1
Стояла, стояла хмарь, а тут, как нарочно, еще с вечера развиднелось, и наутро небо было густо- синее с белыми росчерками высоченных облаков. А пары лежали ярко-лиловые. Пруд же почти черный, точно вар. А деревья в Кудрине все золотые да багряные. И в лесах вокруг тоже золото и багрянец. Каждый цвет удивительной чистоты и силы, и вместе с тем все очень ровно, покойно, величаво. Тишина стояла великая. Пахло картофельной ботвой и резаными яблоками; бабы и девчонки резали их на сушку.
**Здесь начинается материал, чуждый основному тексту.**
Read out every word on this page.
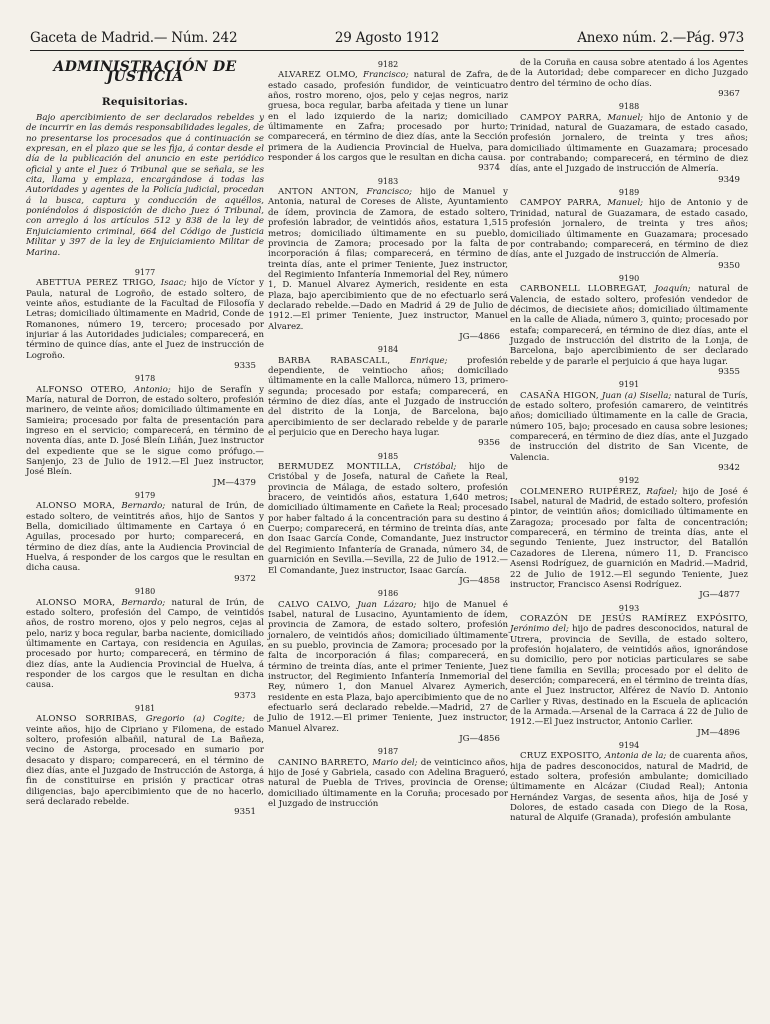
Gaceta de Madrid.— Núm. 242	29 Agosto 1912	Anexo núm. 2.—Pág. 973
ADMINISTRACIÓN DE JUSTICIA
Requisitorias.

Bajo apercibimiento de ser declarados rebeldes y de incurrir en las demás responsabilidades legales, de no presentarse los procesados que á continuación se expresan, en el plazo que se les fija, á contar desde el día de la publicación del anuncio en este periódico oficial y ante el Juez ó Tribunal que se señala, se les cita, llama y emplaza, encargándose á todas las Autoridades y agentes de la Policía judicial, procedan á la busca, captura y conducción de aquéllos, poniéndolos á disposición de dicho Juez ó Tribunal, con arreglo á los artículos 512 y 838 de la ley de Enjuiciamiento criminal, 664 del Código de Justicia Militar y 397 de la ley de Enjuiciamiento Militar de Marina.

9177

ABETTUA PEREZ TRIGO, Isaac; hijo de Víctor y Paula, natural de Logroño, de estado soltero, de veinte años, estudiante de la Facultad de Filosofía y Letras; domiciliado últimamente en Madrid, Conde de Romanones, número 19, tercero; procesado por injuriar á las Autoridades judiciales; comparecerá, en término de quince días, ante el Juez de instrucción de Logroño.

9335

9178

ALFONSO OTERO, Antonio; hijo de Serafín y María, natural de Dorron, de estado soltero, profesión marinero, de veinte años; domiciliado últimamente en Samieira; procesado por falta de presentación para ingreso en el servicio; comparecerá, en término de noventa días, ante D. José Bleín Liñán, Juez instructor del expediente que se le sigue como prófugo.—Sanjenjo, 23 de Julio de 1912.—El Juez instructor, José Bleín.

JM—4379

9179

ALONSO MORA, Bernardo; natural de Irún, de estado soltero, de veintitrés años, hijo de Santos y Bella, domiciliado últimamente en Cartaya ó en Aguilas, procesado por hurto; comparecerá, en término de diez días, ante la Audiencia Provincial de Huelva, á responder de los cargos que le resultan en dicha causa.

9372

9180

ALONSO MORA, Bernardo; natural de Irún, de estado soltero, profesión del Campo, de veintidós años, de rostro moreno, ojos y pelo negros, cejas al pelo, nariz y boca regular, barba naciente, domiciliado últimamente en Cartaya, con residencia en Aguilas, procesado por hurto; comparecerá, en término de diez días, ante la Audiencia Provincial de Huelva, á responder de los cargos que le resultan en dicha causa.

9373

9181

ALONSO SORRIBAS, Gregorio (a) Cogite; de veinte años, hijo de Cipriano y Filomena, de estado soltero, profesión albañil, natural de La Bañeza, vecino de Astorga, procesado en sumario por desacato y disparo; comparecerá, en el término de diez días, ante el Juzgado de Instrucción de Astorga, á fin de constituirse en prisión y practicar otras diligencias, bajo apercibimiento que de no hacerlo, será declarado rebelde.

9351

9182

ALVAREZ OLMO, Francisco; natural de Zafra, de estado casado, profesión fundidor, de veinticuatro años, rostro moreno, ojos, pelo y cejas negros, nariz gruesa, boca regular, barba afeitada y tiene un lunar en el lado izquierdo de la nariz; domiciliado últimamente en Zafra; procesado por hurto; comparecerá, en término de diez días, ante la Sección primera de la Audiencia Provincial de Huelva, para responder á los cargos que le resultan en dicha causa.

9374

9183

ANTON ANTON, Francisco; hijo de Manuel y Antonia, natural de Coreses de Aliste, Ayuntamiento de ídem, provincia de Zamora, de estado soltero, profesión labrador, de veintidós años, estatura 1,515 metros; domiciliado últimamente en su pueblo, provincia de Zamora; procesado por la falta de incorporación á filas; comparecerá, en término de treinta días, ante el primer Teniente, Juez instructor, del Regimiento Infantería Inmemorial del Rey, número 1, D. Manuel Alvarez Aymerich, residente en esta Plaza, bajo apercibimiento que de no efectuarlo será declarado rebelde.—Dado en Madrid á 29 de Julio de 1912.—El primer Teniente, Juez instructor, Manuel Alvarez.

JG—4866

9184

BARBA RABASCALL, Enrique; profesión dependiente, de veintiocho años; domiciliado últimamente en la calle Mallorca, número 13, primero-segunda; procesado por estafa; comparecerá, en término de diez días, ante el Juzgado de instrucción del distrito de la Lonja, de Barcelona, bajo apercibimiento de ser declarado rebelde y de pararle el perjuicio que en Derecho haya lugar.

9356

9185

BERMUDEZ MONTILLA, Cristóbal; hijo de Cristóbal y de Josefa, natural de Cañete la Real, provincia de Málaga, de estado soltero, profesión bracero, de veintidós años, estatura 1,640 metros; domiciliado últimamente en Cañete la Real; procesado por haber faltado á la concentración para su destino á Cuerpo; comparecerá, en término de treinta días, ante don Isaac García Conde, Comandante, Juez instructor del Regimiento Infantería de Granada, número 34, de guarnición en Sevilla.—Sevilla, 22 de Julio de 1912.—El Comandante, Juez instructor, Isaac García.

JG—4858

9186

CALVO CALVO, Juan Lázaro; hijo de Manuel é Isabel, natural de Lusacino, Ayuntamiento de ídem, provincia de Zamora, de estado soltero, profesión jornalero, de veintidós años; domiciliado últimamente en su pueblo, provincia de Zamora; procesado por la falta de incorporación á filas; comparecerá, en término de treinta días, ante el primer Teniente, Juez instructor, del Regimiento Infantería Inmemorial del Rey, número 1, don Manuel Alvarez Aymerich, residente en esta Plaza, bajo apercibimiento que de no efectuarlo será declarado rebelde.—Madrid, 27 de Julio de 1912.—El primer Teniente, Juez instructor, Manuel Alvarez.

JG—4856

9187

CANINO BARRETO, Mario del; de veinticinco años, hijo de José y Gabriela, casado con Adelina Bragueró, natural de Puebla de Trives, provincia de Orense; domiciliado últimamente en la Coruña; procesado por el Juzgado de instrucción

de la Coruña en causa sobre atentado á los Agentes de la Autoridad; debe comparecer en dicho Juzgado dentro del término de ocho días.

9367

9188

CAMPOY PARRA, Manuel; hijo de Antonio y de Trinidad, natural de Guazamara, de estado casado, profesión jornalero, de treinta y tres años; domiciliado últimamente en Guazamara; procesado por contrabando; comparecerá, en término de diez días, ante el Juzgado de instrucción de Almería.

9349

9189

CAMPOY PARRA, Manuel; hijo de Antonio y de Trinidad, natural de Guazamara, de estado casado, profesión jornalero, de treinta y tres años; domiciliado últimamente en Guazamara; procesado por contrabando; comparecerá, en término de diez días, ante el Juzgado de instrucción de Almería.

9350

9190

CARBONELL LLOBREGAT, Joaquín; natural de Valencia, de estado soltero, profesión vendedor de décimos, de diecisiete años; domiciliado últimamente en la calle de Aliada, número 3, quinto; procesado por estafa; comparecerá, en término de diez días, ante el Juzgado de instrucción del distrito de la Lonja, de Barcelona, bajo apercibimiento de ser declarado rebelde y de pararle el perjuicio á que haya lugar.

9355

9191

CASAÑA HIGON, Juan (a) Sisella; natural de Turís, de estado soltero, profesión camarero, de veintitrés años; domiciliado últimamente en la calle de Gracia, número 105, bajo; procesado en causa sobre lesiones; comparecerá, en término de diez días, ante el Juzgado de instrucción del distrito de San Vicente, de Valencia.

9342

9192

COLMENERO RUIPÉREZ, Rafael; hijo de José é Isabel, natural de Madrid, de estado soltero, profesión pintor, de veintiún años; domiciliado últimamente en Zaragoza; procesado por falta de concentración; comparecerá, en término de treinta días, ante el segundo Teniente, Juez instructor, del Batallón Cazadores de Llerena, número 11, D. Francisco Asensi Rodríguez, de guarnición en Madrid.—Madrid, 22 de Julio de 1912.—El segundo Teniente, Juez instructor, Francisco Asensi Rodríguez.

JG—4877

9193

CORAZÓN DE JESÚS RAMÍREZ EXPÓSITO, Jerónimo del; hijo de padres desconocidos, natural de Utrera, provincia de Sevilla, de estado soltero, profesión hojalatero, de veintidós años, ignorándose su domicilio, pero por noticias particulares se sabe tiene familia en Sevilla; procesado por el delito de deserción; comparecerá, en el término de treinta días, ante el Juez instructor, Alférez de Navío D. Antonio Carlier y Rivas, destinado en la Escuela de aplicación de la Armada.—Arsenal de la Carraca á 22 de Julio de 1912.—El Juez instructor, Antonio Carlier.

JM—4896

9194

CRUZ EXPOSITO, Antonia de la; de cuarenta años, hija de padres desconocidos, natural de Madrid, de estado soltera, profesión ambulante; domiciliado últimamente en Alcázar (Ciudad Real); Antonia Hernández Vargas, de sesenta años, hija de José y Dolores, de estado casada con Diego de la Rosa, natural de Alquife (Granada), profesión ambulante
Народ подходил приодетый. И ребят вели приодетых. Улыбались. Здоровались, кланялись. Каждый искал глазами Ворносковых, и кланялись Василию Петровичу наособину.
— Денек-то бог дал!
— Бабье лето.
— Благодать! Праздник.
— Праздник и есть.
Потом глядели на крыльцо школы, украшенное кумачом и еловым лапником, и на красный флаг на крыше. Саму-то эту свеженькую школу каждый видел за лето сто раз, некоторые и работали здесь. Но такой сияющей только что вымытыми окнами, такой полыхающей кумачом она еще не была — ее убрали лишь час назад. И все удивлялись, до чего ж хороша получилась, до чего ж под стать яркой осени. И в таком хорошем месте стоит — над речкой Вринкой, на одуванчиковой поляне. Некоторые говорили даже, что и запах от нее приятный; свежими масляными красками, свежей паклей…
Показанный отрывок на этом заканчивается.